Pablo Larraín’s “Neruda,” starring Mexico’s Luis Gnecco and Gael García Bernal, represents “a stunningly inventive take on the function rather than the life of a writer,” according to Variety. It has been nominated for a Golden Globe and took four awards at Decemeber’s Fenix Ibero-American Film Awards, plus Best Feature at the London Film Festival. The third Chilean feature entry in the first longlist is Alejandro Fernández Almendras’ “Much Ado About Nothing,” a legal underscoring the impunity before justice, or that’s how the director sees it, of Chile’s ruling classes.

Most countries compete for best feature with three productions, with the exception of smaller industries territories, such as Guatemala, Ecuador, Panama and Paraguay, which have two entries.

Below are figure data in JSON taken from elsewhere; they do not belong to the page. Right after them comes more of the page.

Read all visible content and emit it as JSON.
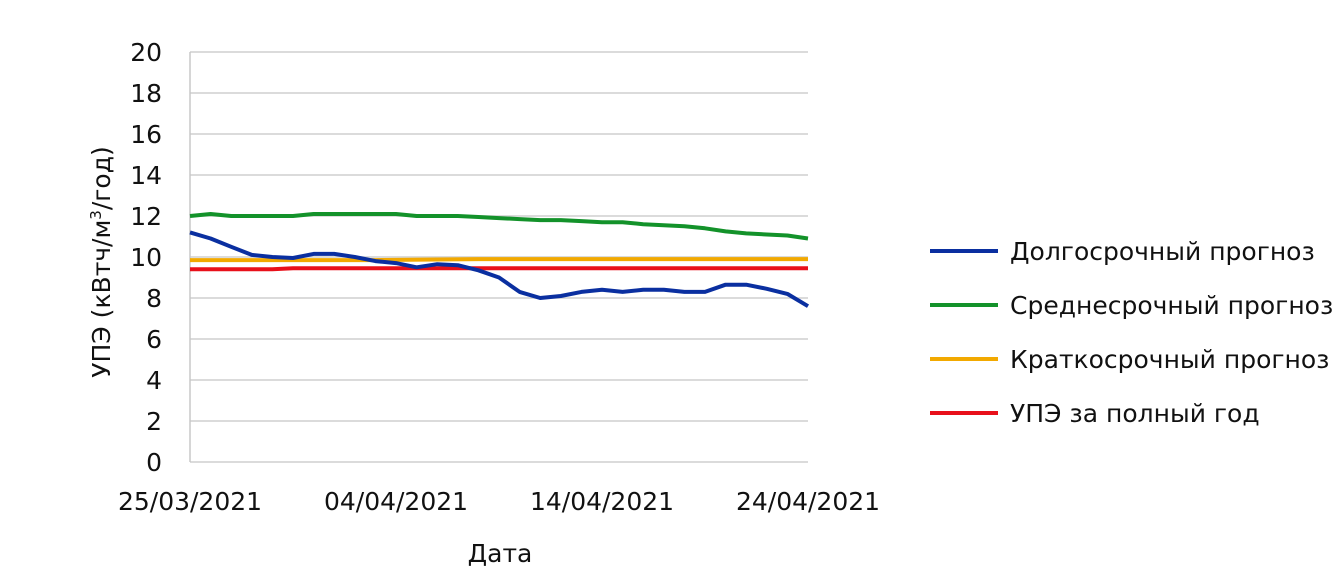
{
  "chart_data": {
    "type": "line",
    "title": "",
    "xlabel": "Дата",
    "ylabel_main": "УПЭ (кВтч/м",
    "ylabel_sup": "3",
    "ylabel_end": "/год)",
    "ylim": [
      0,
      20
    ],
    "y_ticks": [
      0,
      2,
      4,
      6,
      8,
      10,
      12,
      14,
      16,
      18,
      20
    ],
    "xlim": [
      "2021-03-25",
      "2021-04-24"
    ],
    "x_tick_dates": [
      "2021-03-25",
      "2021-04-04",
      "2021-04-14",
      "2021-04-24"
    ],
    "x_tick_labels": [
      "25/03/2021",
      "04/04/2021",
      "14/04/2021",
      "24/04/2021"
    ],
    "grid": "horizontal",
    "legend_position": "right",
    "series": [
      {
        "name": "Долгосрочный прогноз",
        "color": "#0a2fa0",
        "x": [
          "2021-03-25",
          "2021-03-26",
          "2021-03-27",
          "2021-03-28",
          "2021-03-29",
          "2021-03-30",
          "2021-03-31",
          "2021-04-01",
          "2021-04-02",
          "2021-04-03",
          "2021-04-04",
          "2021-04-05",
          "2021-04-06",
          "2021-04-07",
          "2021-04-08",
          "2021-04-09",
          "2021-04-10",
          "2021-04-11",
          "2021-04-12",
          "2021-04-13",
          "2021-04-14",
          "2021-04-15",
          "2021-04-16",
          "2021-04-17",
          "2021-04-18",
          "2021-04-19",
          "2021-04-20",
          "2021-04-21",
          "2021-04-22",
          "2021-04-23",
          "2021-04-24"
        ],
        "values": [
          11.2,
          10.9,
          10.5,
          10.1,
          10.0,
          9.95,
          10.15,
          10.15,
          10.0,
          9.8,
          9.7,
          9.5,
          9.65,
          9.6,
          9.35,
          9.0,
          8.3,
          8.0,
          8.1,
          8.3,
          8.4,
          8.3,
          8.4,
          8.4,
          8.3,
          8.3,
          8.65,
          8.65,
          8.45,
          8.2,
          7.6
        ]
      },
      {
        "name": "Среднесрочный прогноз",
        "color": "#13922a",
        "x": [
          "2021-03-25",
          "2021-03-26",
          "2021-03-27",
          "2021-03-28",
          "2021-03-29",
          "2021-03-30",
          "2021-03-31",
          "2021-04-01",
          "2021-04-02",
          "2021-04-03",
          "2021-04-04",
          "2021-04-05",
          "2021-04-06",
          "2021-04-07",
          "2021-04-08",
          "2021-04-09",
          "2021-04-10",
          "2021-04-11",
          "2021-04-12",
          "2021-04-13",
          "2021-04-14",
          "2021-04-15",
          "2021-04-16",
          "2021-04-17",
          "2021-04-18",
          "2021-04-19",
          "2021-04-20",
          "2021-04-21",
          "2021-04-22",
          "2021-04-23",
          "2021-04-24"
        ],
        "values": [
          12.0,
          12.1,
          12.0,
          12.0,
          12.0,
          12.0,
          12.1,
          12.1,
          12.1,
          12.1,
          12.1,
          12.0,
          12.0,
          12.0,
          11.95,
          11.9,
          11.85,
          11.8,
          11.8,
          11.75,
          11.7,
          11.7,
          11.6,
          11.55,
          11.5,
          11.4,
          11.25,
          11.15,
          11.1,
          11.05,
          10.9
        ]
      },
      {
        "name": "Краткосрочный прогноз",
        "color": "#f2a900",
        "x": [
          "2021-03-25",
          "2021-04-03",
          "2021-04-08",
          "2021-04-24"
        ],
        "values": [
          9.85,
          9.85,
          9.9,
          9.9
        ]
      },
      {
        "name": "УПЭ за полный год",
        "color": "#e8101a",
        "x": [
          "2021-03-25",
          "2021-03-29",
          "2021-03-30",
          "2021-04-24"
        ],
        "values": [
          9.4,
          9.4,
          9.45,
          9.45
        ]
      }
    ]
  }
}
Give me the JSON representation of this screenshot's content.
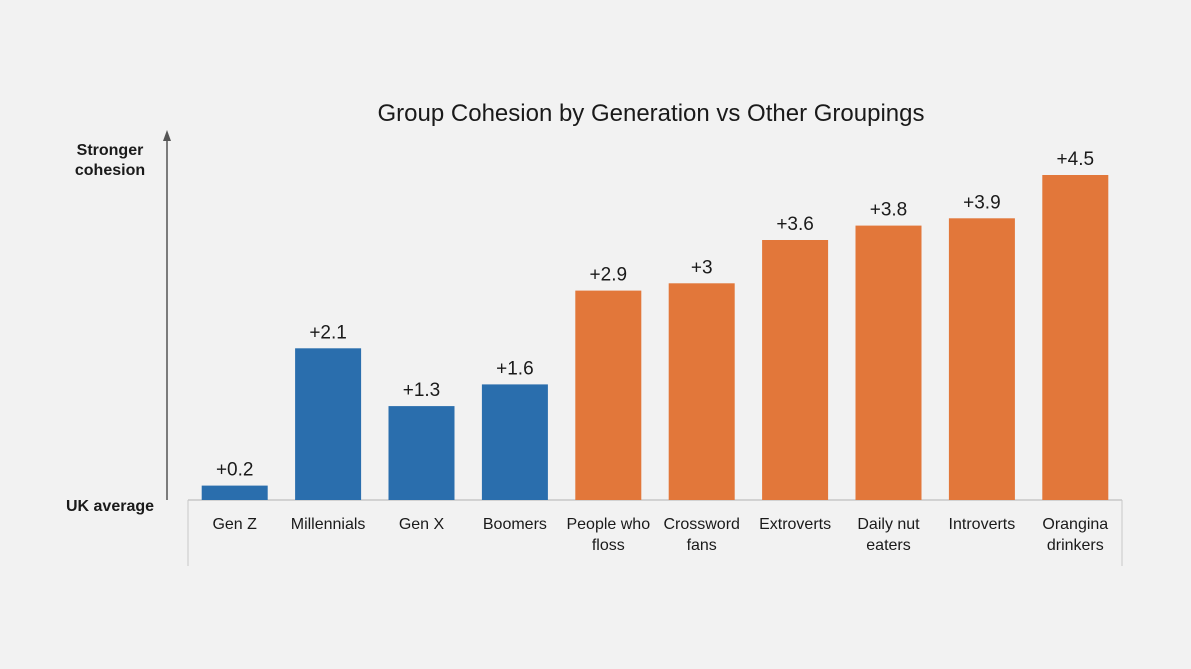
{
  "colors": {
    "background": "#f2f2f2",
    "generation": "#2a6ead",
    "other": "#e2773a",
    "axis": "#555555",
    "frame": "#c8c8c8"
  },
  "chart_data": {
    "type": "bar",
    "title": "Group Cohesion by Generation vs Other Groupings",
    "y_top_label": [
      "Stronger",
      "cohesion"
    ],
    "y_bottom_label": "UK average",
    "ylim": [
      0,
      4.5
    ],
    "categories": [
      [
        "Gen Z"
      ],
      [
        "Millennials"
      ],
      [
        "Gen X"
      ],
      [
        "Boomers"
      ],
      [
        "People who",
        "floss"
      ],
      [
        "Crossword",
        "fans"
      ],
      [
        "Extroverts"
      ],
      [
        "Daily nut",
        "eaters"
      ],
      [
        "Introverts"
      ],
      [
        "Orangina",
        "drinkers"
      ]
    ],
    "values": [
      0.2,
      2.1,
      1.3,
      1.6,
      2.9,
      3,
      3.6,
      3.8,
      3.9,
      4.5
    ],
    "value_labels": [
      "+0.2",
      "+2.1",
      "+1.3",
      "+1.6",
      "+2.9",
      "+3",
      "+3.6",
      "+3.8",
      "+3.9",
      "+4.5"
    ],
    "groups": [
      "generation",
      "generation",
      "generation",
      "generation",
      "other",
      "other",
      "other",
      "other",
      "other",
      "other"
    ],
    "grid": false,
    "legend": "none"
  }
}
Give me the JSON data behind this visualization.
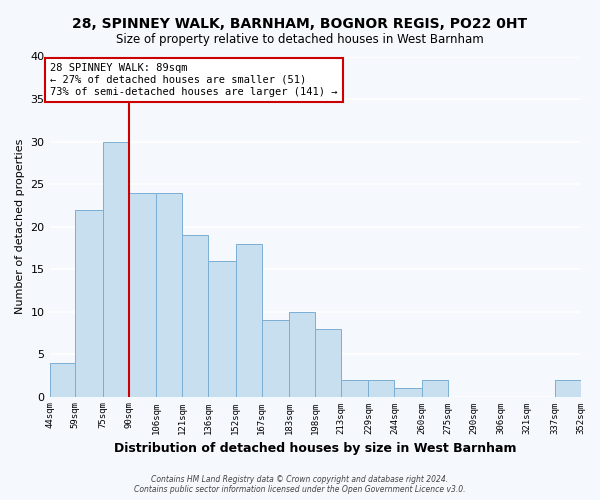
{
  "title": "28, SPINNEY WALK, BARNHAM, BOGNOR REGIS, PO22 0HT",
  "subtitle": "Size of property relative to detached houses in West Barnham",
  "xlabel": "Distribution of detached houses by size in West Barnham",
  "ylabel": "Number of detached properties",
  "bar_color": "#c8dff0",
  "bar_edge_color": "#7bafd4",
  "background_color": "#f5f8fc",
  "grid_color": "#ffffff",
  "bin_edges": [
    44,
    59,
    75,
    90,
    106,
    121,
    136,
    152,
    167,
    183,
    198,
    213,
    229,
    244,
    260,
    275,
    290,
    306,
    321,
    337,
    352
  ],
  "bin_labels": [
    "44sqm",
    "59sqm",
    "75sqm",
    "90sqm",
    "106sqm",
    "121sqm",
    "136sqm",
    "152sqm",
    "167sqm",
    "183sqm",
    "198sqm",
    "213sqm",
    "229sqm",
    "244sqm",
    "260sqm",
    "275sqm",
    "290sqm",
    "306sqm",
    "321sqm",
    "337sqm",
    "352sqm"
  ],
  "counts": [
    4,
    22,
    30,
    24,
    24,
    19,
    16,
    18,
    9,
    10,
    8,
    2,
    2,
    1,
    2,
    0,
    0,
    0,
    0,
    2
  ],
  "ylim": [
    0,
    40
  ],
  "yticks": [
    0,
    5,
    10,
    15,
    20,
    25,
    30,
    35,
    40
  ],
  "vline_x": 90,
  "vline_color": "#cc0000",
  "annotation_title": "28 SPINNEY WALK: 89sqm",
  "annotation_line1": "← 27% of detached houses are smaller (51)",
  "annotation_line2": "73% of semi-detached houses are larger (141) →",
  "annotation_box_edge": "#cc0000",
  "footer1": "Contains HM Land Registry data © Crown copyright and database right 2024.",
  "footer2": "Contains public sector information licensed under the Open Government Licence v3.0."
}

Interestingly, one of them, Paraguay’s “Guaraní,” from Luis Zorraquín, a father-daughter relationship drama come road movie set on the Parana River, is one of the titles selected to vie for Platino honors in most categories – seven in all.

Other features set to compete for a broad range of potential awards include J. A. Bayona’s “A Monster Calls,” – a challenger in eight categories, – Ariel Rotter’s Berlin Jury Grand Prix Winner “Incident Light” – up for six – and Gastón Duprat and Mariano Cohn’s “The Distinguished Citizen” in play for five. “The Distinguished Citizen” won Best Actor for Oscar Martinez at September’s Venice Festival. Produced out of Spain by Apaches Ent., Telecinco Cinema and Películas La Trini, and sold by Lionsgate, Liam Neeson starring “A Monster Calls” has earned $43 million worldwide. Other movies contending for the 2017 Best Feature Platino Award are Kleber Mendonça Filho’s “Aquarius” and Gabriel Mascaro’s “Neon Bull,” both from Brazil, Jonás Cuarón’s “Desierto,” a Mexico-U.S. production, Celso García’s “The Thin Yellow Line” (Mexico), and Lorena Muñoz’s “I Am Gilda, The Latin Music Saint” (Argentina).

Spain has a notable presence in the animation section where it accounts for three of the five movie in contention for best animated feature: Alberto Vázquez and Perdo Rivero’s “Psiconautas, the Forgotten Children,” Alberto Rodríguez and Nacho La Casa’s “Ozzy,” and Agurtzane Intxaurraga’s “Teresa & Tim.”

The Platino Awards ceremony will take place in Madrid in July.